Intelligence data collection
There is no intelligence without data. After carefully planning and directing the intelligence team, the next step is to access the data. Data is collected to fulfill the requirements that have been assembled in the planning phase. It is recommended to collect data from different sources to have a rich arsenal of information and an effective intelligence product. Intelligence data sources can be divided into internal and external sources (detailed in Chapter 7, Threat Intelligence Data Sources):
- Internal sources: Internal sources constitute, or should constitute, the foundation of the data. It is essential to have an idea of the internal information first before looking at external sources. This data source includes network element logs and records of past incident responses.
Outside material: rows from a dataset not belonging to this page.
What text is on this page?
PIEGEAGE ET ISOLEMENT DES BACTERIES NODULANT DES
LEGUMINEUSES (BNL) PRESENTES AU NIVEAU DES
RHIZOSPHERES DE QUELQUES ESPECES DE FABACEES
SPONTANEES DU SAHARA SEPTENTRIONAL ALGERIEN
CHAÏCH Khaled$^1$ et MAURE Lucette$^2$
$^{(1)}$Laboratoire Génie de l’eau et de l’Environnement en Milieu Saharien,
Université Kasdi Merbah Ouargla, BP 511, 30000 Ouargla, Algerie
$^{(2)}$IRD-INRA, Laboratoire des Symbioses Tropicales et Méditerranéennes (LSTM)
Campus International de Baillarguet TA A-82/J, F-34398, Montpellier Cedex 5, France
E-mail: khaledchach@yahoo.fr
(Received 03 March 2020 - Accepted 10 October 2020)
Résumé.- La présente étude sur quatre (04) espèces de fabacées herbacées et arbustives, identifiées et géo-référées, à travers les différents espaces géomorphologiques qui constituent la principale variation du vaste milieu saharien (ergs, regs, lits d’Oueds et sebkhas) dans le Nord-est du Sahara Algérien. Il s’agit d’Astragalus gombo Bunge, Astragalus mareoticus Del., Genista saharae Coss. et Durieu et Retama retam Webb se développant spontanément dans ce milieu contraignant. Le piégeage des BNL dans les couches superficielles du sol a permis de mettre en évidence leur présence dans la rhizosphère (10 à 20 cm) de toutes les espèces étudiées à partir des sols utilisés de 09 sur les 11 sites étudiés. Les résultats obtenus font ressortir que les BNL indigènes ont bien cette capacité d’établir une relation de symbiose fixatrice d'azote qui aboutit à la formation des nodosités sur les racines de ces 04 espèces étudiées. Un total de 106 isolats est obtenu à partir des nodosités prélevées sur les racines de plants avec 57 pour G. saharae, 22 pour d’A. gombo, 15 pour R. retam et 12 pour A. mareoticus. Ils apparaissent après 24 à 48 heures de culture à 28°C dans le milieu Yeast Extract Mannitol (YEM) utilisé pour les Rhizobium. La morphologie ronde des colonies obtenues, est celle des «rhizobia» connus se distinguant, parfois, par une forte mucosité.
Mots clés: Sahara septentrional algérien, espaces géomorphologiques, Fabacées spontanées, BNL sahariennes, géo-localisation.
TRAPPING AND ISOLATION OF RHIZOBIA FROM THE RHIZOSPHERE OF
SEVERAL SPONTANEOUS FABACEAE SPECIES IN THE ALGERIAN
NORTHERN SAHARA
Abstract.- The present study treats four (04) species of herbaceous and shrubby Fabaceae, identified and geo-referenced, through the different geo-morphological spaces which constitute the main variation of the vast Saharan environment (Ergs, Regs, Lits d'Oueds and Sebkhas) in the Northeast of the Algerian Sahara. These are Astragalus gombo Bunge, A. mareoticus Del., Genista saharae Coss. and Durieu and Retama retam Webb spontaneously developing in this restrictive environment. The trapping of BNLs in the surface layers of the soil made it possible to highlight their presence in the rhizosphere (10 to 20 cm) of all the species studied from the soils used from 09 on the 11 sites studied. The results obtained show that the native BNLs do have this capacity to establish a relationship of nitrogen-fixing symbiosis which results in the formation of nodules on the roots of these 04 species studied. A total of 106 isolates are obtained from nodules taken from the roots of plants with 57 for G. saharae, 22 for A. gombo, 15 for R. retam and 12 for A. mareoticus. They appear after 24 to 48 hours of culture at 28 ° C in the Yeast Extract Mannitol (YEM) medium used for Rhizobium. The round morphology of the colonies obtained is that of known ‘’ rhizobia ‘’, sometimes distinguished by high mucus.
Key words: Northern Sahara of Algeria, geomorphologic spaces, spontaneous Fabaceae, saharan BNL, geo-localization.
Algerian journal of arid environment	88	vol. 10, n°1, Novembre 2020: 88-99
The most common internal data source collection could consist of intrusion analysis data by using the Lockheed Martin Kill Chain, such as internal malware analysis data (one of the most valuable data sources of threat intelligence), domain information, and TLS/SSL certificates.
- External sources: External sources are mandatory data collection points as they bring new visibility to threats. Those sources include external malware analysis and online sandbox tools, technical blogs and magazines, the dark web, and other resourceful sources such as open source and counterintelligence data. Malware zoos are also an essential part of external sources. By using and accessing an online sandbox system or using a malware analysis tool, intelligence analysts can collect useful information about adversaries' signatures to enrich the intelligence database.
As we will see in Chapter 7, Threat Intelligence Data Sources, collected data is placed into lists of indicators of compromise (IOC). Those indicators include, but are not limited to, domain information, IP addresses, SSL/TLS certificate information, file hashes, network scanning information, vulnerability assessment information, malware analysis results, packet inspection information, social media news (in raw format), email addresses, email senders, email links, and attachments. The more data that's collected, the richer the intelligence's repository and the more effective the intelligence product.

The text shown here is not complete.